Yes, all these bridal observations are so delightful. Unfortunately my writing energies are stretched thin these days. Both my full-time job and my consulting job are entering “produce or die” phases in the product lifecycle. The workload of a technical writer is like this: Twiddle thumbs, twiddle thumbs, twiddle thumbs… Incoming, HOLY CRIPES. Then come the 11 hour days, the desire to punch strangers who walk too slow on the sidewalk, the sense that my keyboard is taunting me: Feed me words, missy. Feed me! Is that fastest you can type?
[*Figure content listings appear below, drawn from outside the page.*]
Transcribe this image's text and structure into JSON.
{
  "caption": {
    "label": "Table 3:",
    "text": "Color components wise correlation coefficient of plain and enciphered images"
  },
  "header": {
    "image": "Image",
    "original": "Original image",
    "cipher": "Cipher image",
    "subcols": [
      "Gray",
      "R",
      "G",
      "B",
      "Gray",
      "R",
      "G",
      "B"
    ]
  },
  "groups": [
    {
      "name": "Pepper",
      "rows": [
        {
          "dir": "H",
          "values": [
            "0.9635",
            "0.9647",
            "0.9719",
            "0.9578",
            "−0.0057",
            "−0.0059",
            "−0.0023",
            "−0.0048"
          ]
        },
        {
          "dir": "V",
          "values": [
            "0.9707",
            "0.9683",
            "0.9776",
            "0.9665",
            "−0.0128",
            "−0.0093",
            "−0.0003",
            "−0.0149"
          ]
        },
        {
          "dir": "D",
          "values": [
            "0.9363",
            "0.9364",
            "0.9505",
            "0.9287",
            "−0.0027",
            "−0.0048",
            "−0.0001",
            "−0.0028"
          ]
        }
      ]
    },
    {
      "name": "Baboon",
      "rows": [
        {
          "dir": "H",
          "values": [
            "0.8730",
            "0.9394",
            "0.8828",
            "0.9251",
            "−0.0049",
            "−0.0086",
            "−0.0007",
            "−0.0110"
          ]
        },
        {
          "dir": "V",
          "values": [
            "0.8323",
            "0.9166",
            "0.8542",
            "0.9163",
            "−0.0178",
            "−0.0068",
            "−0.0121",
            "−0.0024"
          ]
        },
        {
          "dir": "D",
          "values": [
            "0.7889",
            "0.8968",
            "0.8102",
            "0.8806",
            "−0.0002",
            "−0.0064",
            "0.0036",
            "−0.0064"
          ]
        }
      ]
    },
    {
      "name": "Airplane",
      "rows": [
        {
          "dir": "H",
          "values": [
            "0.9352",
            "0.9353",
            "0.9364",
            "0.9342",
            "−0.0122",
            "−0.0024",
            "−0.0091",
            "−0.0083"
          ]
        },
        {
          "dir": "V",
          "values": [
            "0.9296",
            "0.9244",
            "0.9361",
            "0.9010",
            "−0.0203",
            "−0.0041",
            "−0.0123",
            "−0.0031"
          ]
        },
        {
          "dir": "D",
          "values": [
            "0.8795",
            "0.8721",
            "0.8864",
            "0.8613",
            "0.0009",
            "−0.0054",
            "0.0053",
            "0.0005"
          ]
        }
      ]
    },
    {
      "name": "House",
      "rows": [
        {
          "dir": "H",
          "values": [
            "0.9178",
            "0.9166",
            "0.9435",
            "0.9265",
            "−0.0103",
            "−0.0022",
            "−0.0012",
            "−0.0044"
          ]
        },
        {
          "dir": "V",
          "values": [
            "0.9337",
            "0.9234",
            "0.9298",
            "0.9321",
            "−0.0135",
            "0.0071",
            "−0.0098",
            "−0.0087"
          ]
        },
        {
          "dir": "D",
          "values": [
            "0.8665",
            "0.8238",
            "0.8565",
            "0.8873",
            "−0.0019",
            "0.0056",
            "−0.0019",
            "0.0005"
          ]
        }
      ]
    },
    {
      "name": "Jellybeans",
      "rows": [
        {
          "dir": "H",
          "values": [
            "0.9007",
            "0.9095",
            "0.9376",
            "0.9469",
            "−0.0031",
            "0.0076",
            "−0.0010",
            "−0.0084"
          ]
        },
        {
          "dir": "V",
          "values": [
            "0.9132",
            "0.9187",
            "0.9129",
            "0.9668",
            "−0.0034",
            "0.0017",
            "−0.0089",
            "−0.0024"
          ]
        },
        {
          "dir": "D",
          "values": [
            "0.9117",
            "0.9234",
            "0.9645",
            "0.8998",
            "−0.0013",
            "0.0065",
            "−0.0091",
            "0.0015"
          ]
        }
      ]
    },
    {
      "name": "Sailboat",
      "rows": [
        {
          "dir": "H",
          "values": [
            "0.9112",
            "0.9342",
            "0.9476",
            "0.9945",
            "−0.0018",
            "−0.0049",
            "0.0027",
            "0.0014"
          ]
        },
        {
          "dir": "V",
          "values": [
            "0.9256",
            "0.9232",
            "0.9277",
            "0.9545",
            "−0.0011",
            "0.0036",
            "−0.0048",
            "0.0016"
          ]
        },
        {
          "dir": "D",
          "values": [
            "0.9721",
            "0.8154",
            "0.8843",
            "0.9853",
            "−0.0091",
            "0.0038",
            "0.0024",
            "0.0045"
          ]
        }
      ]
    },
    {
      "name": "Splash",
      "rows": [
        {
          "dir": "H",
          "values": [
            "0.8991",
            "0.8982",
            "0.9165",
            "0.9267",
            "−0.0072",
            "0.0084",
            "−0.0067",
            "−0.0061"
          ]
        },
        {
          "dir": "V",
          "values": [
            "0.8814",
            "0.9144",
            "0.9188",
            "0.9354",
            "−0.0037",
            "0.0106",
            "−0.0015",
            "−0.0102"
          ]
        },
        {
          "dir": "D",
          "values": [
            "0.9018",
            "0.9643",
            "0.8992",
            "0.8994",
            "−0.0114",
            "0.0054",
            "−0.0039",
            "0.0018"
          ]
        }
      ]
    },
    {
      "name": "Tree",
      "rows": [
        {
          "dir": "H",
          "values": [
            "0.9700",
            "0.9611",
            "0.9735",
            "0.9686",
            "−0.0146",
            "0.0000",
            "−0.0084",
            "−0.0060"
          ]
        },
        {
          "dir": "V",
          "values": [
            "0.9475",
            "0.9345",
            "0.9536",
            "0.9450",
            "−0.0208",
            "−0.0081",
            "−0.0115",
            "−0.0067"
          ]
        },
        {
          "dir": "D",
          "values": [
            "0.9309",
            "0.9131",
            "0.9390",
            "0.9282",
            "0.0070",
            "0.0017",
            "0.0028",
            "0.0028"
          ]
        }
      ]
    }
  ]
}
Nervous. I’m a little nervous about the wedding. All eyes will sit on me as I portray the serene, blushing bride, ensconced in all the traditional trappings of matrimony. I avoid spotlights and rarely crave to be the center of attention, despite what the rampant exhibitionism on this website may suggest. The last time I was the focal point of a large gathering of people was 5 years ago during an office Halloween party, when my angel costume landed me as a finalist in the costume contest. Coincidentally, I also wore white.

I have carefully constructed a facade of bridal innocence to cover-up the mental and physical sullying by the passage of time. I’m more fearful that what everyone tells me is true: That your wedding day is the fastest day of your life. It is over in a blink of an eye. I’m scared that when Mr. P and I grow old together, we’ll remember the solid year of wedding planning, we’ll have the pictures and mementos to ponder, but the happiest day of our lives will be a blur. Even couples who love each other as desperately as we do must be scared for the wedding to be over, and real life to begin.